Before ESPN killed the website Grantland after jettisoning its founder, Bill Simmons, the site would publish a regular feature where movies, TV shows, musicians or albums, etc., were labeled “overrated,” “underrated” or “properly rated.”
Basically, the writer determined whether a piece of pop culture received far more acclaim than it deserved, received far too little acclaim or received just the right amount of acclaim. Call it the Goldilocks and the Three Bears effect — if Goldilocks wrote for a quasi-hipster website that made observations about pop culture and sports that almost no one else did, that is.
It might be interesting to do a piece like that on Bellator’s Michael “Venom” Page. Undefeated in his career at 10-0, Page appears to be the man Bellator seems to want to make into its next big homegrown star. The narrative surrounding Page is his flashy style inside the cage and out. Only once in his career has his fight lasted beyond the first round, which is also the same fight that didn’t end in a knockout or submission victory. Nah-Shon Burrell took Page the distance in 2014, but came up on the short end of what turned out to be a unanimous decision victory for “MVP.”
Burrell has a solid 13-6 record now and was coming off a first-round knockout loss to current Bellator welterweight champion Andrey Koreshkov before facing Page, so he has nothing to be ashamed of. But let’s look at the names of some other fighters Page vanquished in his career, shall we?
Ryan Sanders. Rudy Bears. Charlie Ontiveros. Jeremie Holloway. These are not exactly household names, are they? The combined winning percentage of Page’s 10 opponents is 59 percent, which seems on the low end of the quality of competition for a fighter with Page’s reputation.
There’s no doubt that Page is extremely talented. You don’t notch nine victories of your 10 total in the first round if you don’t have some skill. Page won his most recent fight against Holloway in the first round via an Achilles lock, which is a submission rarely seen in mixed martial arts and is just a small example of Page’s vast potential.
Then there is Page’s personality inside and outside the cage. He’s brash. He’s a trash-talker. He sometimes dances in the cage during his fights, openly mocking his opponent. He wears flashy jewelry that might remind fans of other athletes, like Floyd Mayweather or Adrien Broner. But is all this hype and flashy jewelry really befitting of a fighter who, despite his undefeated record, has yet to be truly tested in the Bellator cage?

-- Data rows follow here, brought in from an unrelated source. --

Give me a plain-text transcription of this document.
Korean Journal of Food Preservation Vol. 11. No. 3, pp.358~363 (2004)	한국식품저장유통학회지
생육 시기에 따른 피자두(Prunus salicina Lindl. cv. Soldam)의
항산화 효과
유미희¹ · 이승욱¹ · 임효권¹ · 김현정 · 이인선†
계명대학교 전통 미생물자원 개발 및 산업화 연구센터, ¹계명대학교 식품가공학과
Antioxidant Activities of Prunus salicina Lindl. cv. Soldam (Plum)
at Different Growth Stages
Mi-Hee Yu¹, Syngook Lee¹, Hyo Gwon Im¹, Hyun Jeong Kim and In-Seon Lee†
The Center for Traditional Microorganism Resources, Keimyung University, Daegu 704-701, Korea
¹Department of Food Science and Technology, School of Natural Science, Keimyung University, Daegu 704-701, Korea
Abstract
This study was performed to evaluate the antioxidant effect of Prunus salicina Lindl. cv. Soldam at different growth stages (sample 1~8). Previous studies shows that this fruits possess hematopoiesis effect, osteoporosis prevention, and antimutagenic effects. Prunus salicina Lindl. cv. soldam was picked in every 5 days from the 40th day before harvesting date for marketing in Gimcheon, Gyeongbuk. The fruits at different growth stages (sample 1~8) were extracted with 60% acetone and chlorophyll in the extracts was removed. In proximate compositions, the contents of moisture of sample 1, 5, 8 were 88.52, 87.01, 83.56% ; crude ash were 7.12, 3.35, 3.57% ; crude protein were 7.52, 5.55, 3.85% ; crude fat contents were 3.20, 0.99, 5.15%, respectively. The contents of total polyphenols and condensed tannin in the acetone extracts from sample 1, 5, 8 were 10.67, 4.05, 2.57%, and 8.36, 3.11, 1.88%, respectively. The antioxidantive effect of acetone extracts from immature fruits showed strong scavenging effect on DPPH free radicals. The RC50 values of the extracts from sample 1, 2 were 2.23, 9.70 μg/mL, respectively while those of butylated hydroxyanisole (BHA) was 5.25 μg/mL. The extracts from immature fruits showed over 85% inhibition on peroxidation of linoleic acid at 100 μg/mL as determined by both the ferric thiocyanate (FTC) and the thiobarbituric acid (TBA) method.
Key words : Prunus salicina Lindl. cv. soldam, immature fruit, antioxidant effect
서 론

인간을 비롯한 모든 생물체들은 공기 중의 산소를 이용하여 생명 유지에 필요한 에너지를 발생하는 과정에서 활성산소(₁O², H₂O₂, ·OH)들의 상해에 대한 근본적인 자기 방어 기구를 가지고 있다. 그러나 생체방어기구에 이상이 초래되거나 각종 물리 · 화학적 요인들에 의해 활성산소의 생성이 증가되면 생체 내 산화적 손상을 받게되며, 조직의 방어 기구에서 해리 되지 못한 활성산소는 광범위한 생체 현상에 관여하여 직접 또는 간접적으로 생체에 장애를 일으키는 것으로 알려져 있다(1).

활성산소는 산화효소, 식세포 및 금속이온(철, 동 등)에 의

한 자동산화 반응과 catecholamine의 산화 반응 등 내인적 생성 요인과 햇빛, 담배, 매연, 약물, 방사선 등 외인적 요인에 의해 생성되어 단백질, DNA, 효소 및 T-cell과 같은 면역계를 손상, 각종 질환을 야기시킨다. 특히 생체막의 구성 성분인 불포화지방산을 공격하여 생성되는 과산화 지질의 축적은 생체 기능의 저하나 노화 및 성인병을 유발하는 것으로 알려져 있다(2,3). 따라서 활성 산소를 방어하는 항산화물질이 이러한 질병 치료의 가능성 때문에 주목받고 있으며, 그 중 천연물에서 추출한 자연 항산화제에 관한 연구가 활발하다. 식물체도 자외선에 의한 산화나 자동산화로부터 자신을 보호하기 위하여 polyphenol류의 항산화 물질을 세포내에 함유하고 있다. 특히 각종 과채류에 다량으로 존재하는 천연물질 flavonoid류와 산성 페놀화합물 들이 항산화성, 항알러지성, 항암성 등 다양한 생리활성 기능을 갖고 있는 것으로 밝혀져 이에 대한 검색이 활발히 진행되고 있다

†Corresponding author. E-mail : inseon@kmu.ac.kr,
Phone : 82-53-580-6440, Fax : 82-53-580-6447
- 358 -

There is something to be said for bringing fighters along slowly and not pushing them to the front of the line before they’re ready (see VanZant, Paige and Northcutt, Sage). Bellator seemed to be taking the same approach with another welterweight, Brennan Ward, that the company has so far taken with Page. Ward was also being promoted as a star on the rise in Bellator before he was submitted in just 30 seconds by Evangelista Santos in April.
The fact Ward was so soundly defeated by a veteran like Santos might make you think Bellator would be skittish about booking Page against an equally dangerous fighter. But Page’s next fight was supposed to come against Fernando Gonzalez at Bellator 158 in July, in Page’s home country of England. However, Gonzalez has been pulled from the Bellator 158 card, this time with Bellator citing visa issues, and a search is underway for a replacement fighter to fill in and face Page.
Gonzalez has 38 fights on his resume and is currently on a five-fight winning streak. He was also supposed to face Page at Bellator 151 earlier this year, but Page withdrew for unknown reasons. Gonzalez accused Page of dropping out in order to “protect his record.” So, to summarize, no one really knows if or when Page and Gonzalez will actually square off.
Is Bellator “protecting” Page by booking him against relatively unknown and unheralded fighters? No. Bellator is using the slow and steady approach with a potential star that the UFC failed to adopt with VanZant and Northcutt.
Gonzalez would be Page’s stiffest challenge to date, I’m sure of that. Bellator’s welterweight division has a great mix of talent besides Page, including Ward, Santos, Gonzalez, Josh Koscheck, Paul Daley, Benson Henderson and the champion, Koreshkov. If Page were to defeat an opponent like Gonzalez, there’s no reason why “MVP” shouldn’t step in the cage against Daley or Henderson to see if he’s truly ready to be the star Bellator wants him to be.
To put it in a paragraph full of horribly overused clichés, Page has been a big fish in a small pond so far in his Bellator career. He’s feasted on a steady stream of guppies that make for good hors d’oeuvres, but aren’t the big meal that he must conquer to be considered one of the best in MMA. Page has to start swimming with the sharks.